There are the ones that scream into their cell phones for an hour – I’ve heard all about insurance problems, health issues, bad dates…And of course the ones with no concept of personal space, which is exacerbated when drunk – I’ve been encountering them more and more with the late hours I’ve been at the office. So, I need to figure something out before I become an angry person yelling at innocent young women during rush hour.

…after Alice wrote this, I received the following text from her:

“Gum on arm rest – I hate people”

So that pretty much sums it up.

No Walking

I’m a city girl, ok? Yes, I know that I’ve spent more than half my life in Long Island, but the years I spent in the city were transformative.

no walking thumbnail picture facebook grab this one please

just out in my walking skirt, apparently

Anyway, I’m a city girl and city girls walk places. I mean, we also have the subway and taxis and the ferry and zip cars, but, for the most part, if it’s under a mile and not separated by a body of water, I’m walking. Sometimes even if it’s 2 or 3 miles and I’m not in a rush. Occasionally 5 or 6 miles if I feel like taking a long walk home to Brooklyn.

Even New Yorkers that aren’t big into walking do it more than they think. Here are the basic NYC Walking Rules, as I’ve been able to determine them:

1. Walking 10 or 20 blocks is no big deal. (Equivalent to walking 1 or 2 blocks anywhere else.)

2. If it’s only 1 subway stop, we’re walking.

3. If it’s two avenues, F that. Cab it.

avenues vs blocks

It doesn’t even matter that 10 blocks is farther than 2 avenues.
Avenues are the worst.

4. (Personal rule) If I’m wearing heels, you’d better let me take a cab or I will ruin everyone’s night.

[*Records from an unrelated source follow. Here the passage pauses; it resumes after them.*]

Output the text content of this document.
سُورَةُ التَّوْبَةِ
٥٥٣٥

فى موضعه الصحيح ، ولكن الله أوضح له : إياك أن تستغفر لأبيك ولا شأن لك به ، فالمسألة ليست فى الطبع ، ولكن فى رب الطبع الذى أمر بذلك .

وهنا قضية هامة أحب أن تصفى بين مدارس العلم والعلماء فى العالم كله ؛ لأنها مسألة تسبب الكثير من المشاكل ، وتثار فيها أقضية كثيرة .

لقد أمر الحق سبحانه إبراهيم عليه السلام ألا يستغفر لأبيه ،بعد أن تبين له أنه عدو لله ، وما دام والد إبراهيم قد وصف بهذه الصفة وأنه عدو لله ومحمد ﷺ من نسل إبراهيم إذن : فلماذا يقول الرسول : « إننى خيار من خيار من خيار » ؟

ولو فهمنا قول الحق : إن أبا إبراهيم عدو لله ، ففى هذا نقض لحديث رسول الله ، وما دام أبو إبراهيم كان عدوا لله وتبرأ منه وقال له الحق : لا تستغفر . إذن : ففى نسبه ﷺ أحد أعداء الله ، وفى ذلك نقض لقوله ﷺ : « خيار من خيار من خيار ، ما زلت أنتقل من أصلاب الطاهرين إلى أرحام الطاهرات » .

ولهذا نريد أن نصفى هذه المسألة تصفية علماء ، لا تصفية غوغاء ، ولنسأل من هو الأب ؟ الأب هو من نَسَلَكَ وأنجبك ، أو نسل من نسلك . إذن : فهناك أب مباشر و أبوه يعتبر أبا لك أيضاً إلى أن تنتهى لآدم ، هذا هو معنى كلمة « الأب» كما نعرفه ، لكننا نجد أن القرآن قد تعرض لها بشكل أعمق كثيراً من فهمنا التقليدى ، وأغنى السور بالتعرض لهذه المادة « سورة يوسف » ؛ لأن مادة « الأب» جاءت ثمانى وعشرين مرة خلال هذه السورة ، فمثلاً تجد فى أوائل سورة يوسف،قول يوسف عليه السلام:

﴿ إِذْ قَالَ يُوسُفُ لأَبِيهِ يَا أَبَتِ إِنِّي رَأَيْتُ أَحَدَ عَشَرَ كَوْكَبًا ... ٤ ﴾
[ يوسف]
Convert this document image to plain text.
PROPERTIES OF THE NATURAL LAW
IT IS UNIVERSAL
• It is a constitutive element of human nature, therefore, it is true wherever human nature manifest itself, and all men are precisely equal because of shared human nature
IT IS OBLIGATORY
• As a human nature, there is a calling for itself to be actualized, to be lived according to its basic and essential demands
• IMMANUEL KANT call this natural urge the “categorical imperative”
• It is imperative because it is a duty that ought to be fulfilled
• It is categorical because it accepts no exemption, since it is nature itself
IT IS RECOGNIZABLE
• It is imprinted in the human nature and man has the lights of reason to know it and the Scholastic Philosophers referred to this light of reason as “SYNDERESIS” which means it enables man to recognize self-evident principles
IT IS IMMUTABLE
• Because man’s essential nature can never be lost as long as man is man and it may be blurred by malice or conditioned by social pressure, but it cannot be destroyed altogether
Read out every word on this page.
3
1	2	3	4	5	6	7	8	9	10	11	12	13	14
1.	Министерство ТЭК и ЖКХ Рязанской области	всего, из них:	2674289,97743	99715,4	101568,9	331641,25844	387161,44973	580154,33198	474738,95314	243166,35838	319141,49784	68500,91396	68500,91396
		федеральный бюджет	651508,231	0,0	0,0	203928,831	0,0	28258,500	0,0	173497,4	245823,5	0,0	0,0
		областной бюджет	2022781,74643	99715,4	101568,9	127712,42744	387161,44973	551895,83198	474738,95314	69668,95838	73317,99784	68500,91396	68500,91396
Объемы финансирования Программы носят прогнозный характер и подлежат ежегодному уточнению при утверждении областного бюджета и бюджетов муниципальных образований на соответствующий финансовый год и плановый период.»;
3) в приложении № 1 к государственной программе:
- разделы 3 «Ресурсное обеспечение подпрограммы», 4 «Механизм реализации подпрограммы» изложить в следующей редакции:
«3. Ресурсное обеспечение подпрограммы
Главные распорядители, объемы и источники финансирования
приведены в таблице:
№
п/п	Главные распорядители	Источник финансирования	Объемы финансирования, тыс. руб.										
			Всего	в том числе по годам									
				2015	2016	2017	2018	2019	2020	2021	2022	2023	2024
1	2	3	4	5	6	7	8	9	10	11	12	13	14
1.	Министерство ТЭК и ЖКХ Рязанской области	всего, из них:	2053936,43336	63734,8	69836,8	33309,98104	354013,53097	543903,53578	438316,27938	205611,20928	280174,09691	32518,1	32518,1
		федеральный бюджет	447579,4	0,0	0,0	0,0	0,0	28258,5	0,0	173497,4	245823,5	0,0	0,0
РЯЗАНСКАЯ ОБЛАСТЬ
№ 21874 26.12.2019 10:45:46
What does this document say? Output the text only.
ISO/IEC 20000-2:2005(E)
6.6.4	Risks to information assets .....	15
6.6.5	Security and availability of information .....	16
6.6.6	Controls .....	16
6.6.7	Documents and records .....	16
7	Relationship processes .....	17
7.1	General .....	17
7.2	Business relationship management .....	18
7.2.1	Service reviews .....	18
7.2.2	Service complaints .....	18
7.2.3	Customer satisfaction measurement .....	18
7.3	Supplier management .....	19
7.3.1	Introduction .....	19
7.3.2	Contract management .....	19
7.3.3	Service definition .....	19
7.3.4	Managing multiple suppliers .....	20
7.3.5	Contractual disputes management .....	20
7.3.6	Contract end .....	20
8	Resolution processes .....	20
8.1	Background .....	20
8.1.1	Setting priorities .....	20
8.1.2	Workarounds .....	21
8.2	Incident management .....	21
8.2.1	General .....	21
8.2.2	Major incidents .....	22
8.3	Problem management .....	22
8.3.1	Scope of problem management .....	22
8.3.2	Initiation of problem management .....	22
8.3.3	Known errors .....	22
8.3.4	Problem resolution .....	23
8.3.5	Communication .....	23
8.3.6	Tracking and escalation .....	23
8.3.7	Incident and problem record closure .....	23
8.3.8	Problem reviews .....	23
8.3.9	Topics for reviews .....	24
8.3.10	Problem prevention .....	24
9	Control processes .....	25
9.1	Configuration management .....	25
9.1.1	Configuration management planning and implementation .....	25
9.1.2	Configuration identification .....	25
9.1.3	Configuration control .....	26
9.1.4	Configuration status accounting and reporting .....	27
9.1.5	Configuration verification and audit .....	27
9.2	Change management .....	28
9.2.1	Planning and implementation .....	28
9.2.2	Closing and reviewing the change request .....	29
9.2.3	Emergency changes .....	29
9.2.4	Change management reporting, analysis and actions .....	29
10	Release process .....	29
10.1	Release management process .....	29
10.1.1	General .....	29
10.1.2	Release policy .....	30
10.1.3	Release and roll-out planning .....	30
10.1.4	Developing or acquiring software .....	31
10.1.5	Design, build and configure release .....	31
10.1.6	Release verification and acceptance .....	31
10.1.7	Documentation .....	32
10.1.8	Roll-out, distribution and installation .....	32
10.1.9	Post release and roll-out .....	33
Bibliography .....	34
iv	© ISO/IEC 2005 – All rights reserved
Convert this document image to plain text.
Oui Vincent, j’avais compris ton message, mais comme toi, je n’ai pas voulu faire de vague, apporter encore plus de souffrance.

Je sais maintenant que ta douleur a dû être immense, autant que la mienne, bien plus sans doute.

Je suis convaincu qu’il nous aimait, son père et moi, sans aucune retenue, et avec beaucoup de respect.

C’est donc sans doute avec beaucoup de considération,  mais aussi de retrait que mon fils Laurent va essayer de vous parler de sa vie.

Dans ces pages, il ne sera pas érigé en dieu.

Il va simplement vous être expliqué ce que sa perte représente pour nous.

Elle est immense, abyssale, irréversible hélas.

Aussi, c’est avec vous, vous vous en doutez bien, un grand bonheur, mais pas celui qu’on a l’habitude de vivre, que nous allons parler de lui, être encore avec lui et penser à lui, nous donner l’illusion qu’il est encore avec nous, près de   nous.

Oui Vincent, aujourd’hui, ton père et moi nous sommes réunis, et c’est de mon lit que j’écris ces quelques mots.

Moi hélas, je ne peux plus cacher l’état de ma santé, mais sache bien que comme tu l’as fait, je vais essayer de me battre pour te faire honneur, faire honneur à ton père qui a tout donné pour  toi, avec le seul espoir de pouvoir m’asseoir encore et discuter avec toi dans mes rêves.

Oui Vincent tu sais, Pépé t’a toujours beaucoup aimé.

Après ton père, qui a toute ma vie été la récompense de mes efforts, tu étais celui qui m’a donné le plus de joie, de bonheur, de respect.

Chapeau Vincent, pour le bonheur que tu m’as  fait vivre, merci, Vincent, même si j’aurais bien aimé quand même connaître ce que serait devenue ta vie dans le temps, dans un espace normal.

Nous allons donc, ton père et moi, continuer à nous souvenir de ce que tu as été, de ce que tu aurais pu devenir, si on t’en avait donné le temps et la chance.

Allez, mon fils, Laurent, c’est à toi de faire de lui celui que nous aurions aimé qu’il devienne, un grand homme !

Anyway, the real reason I’m gaining weight is not because I’m married, as Daddy so politely suggested. It’s because I don’t walk as much now that I’m in the suburbs.

As such, I’ve tried turning Huntington into my own little metropolitan center, to the confusion of some most.

For example, I like to go to the library or Starbucks after work sometimes and walk home, at 11pm latest. Daddy doesn’t think I should be walking home so late at night. (Did I not used to live on my own in a slightly shady part of Brooklyn? Just checking.)

And last week, when I actually went out in Huntington for my friends’ birthdays, everyone thought it was weird that I wanted to walk home, even though it was about 3.5 blocks. However, it was 4am, and that cab ride I ended up bumming from Adri was pretty sweet. Hey! We have cabs in Huntington! See? It’s metropolitan after all. Oh wait, but you can’t hail them, so it doesn’t count.

Anyway, I don’t think I’ll be transforming Huntington into a walking culture any time soon. And, let’s be honest, if NYC had ample parking, walking would cease and the median BMI would go up to Philadelphia levels. (No offense, Philly. If I’d said “Houston levels”, you’d know I was exaggerating.)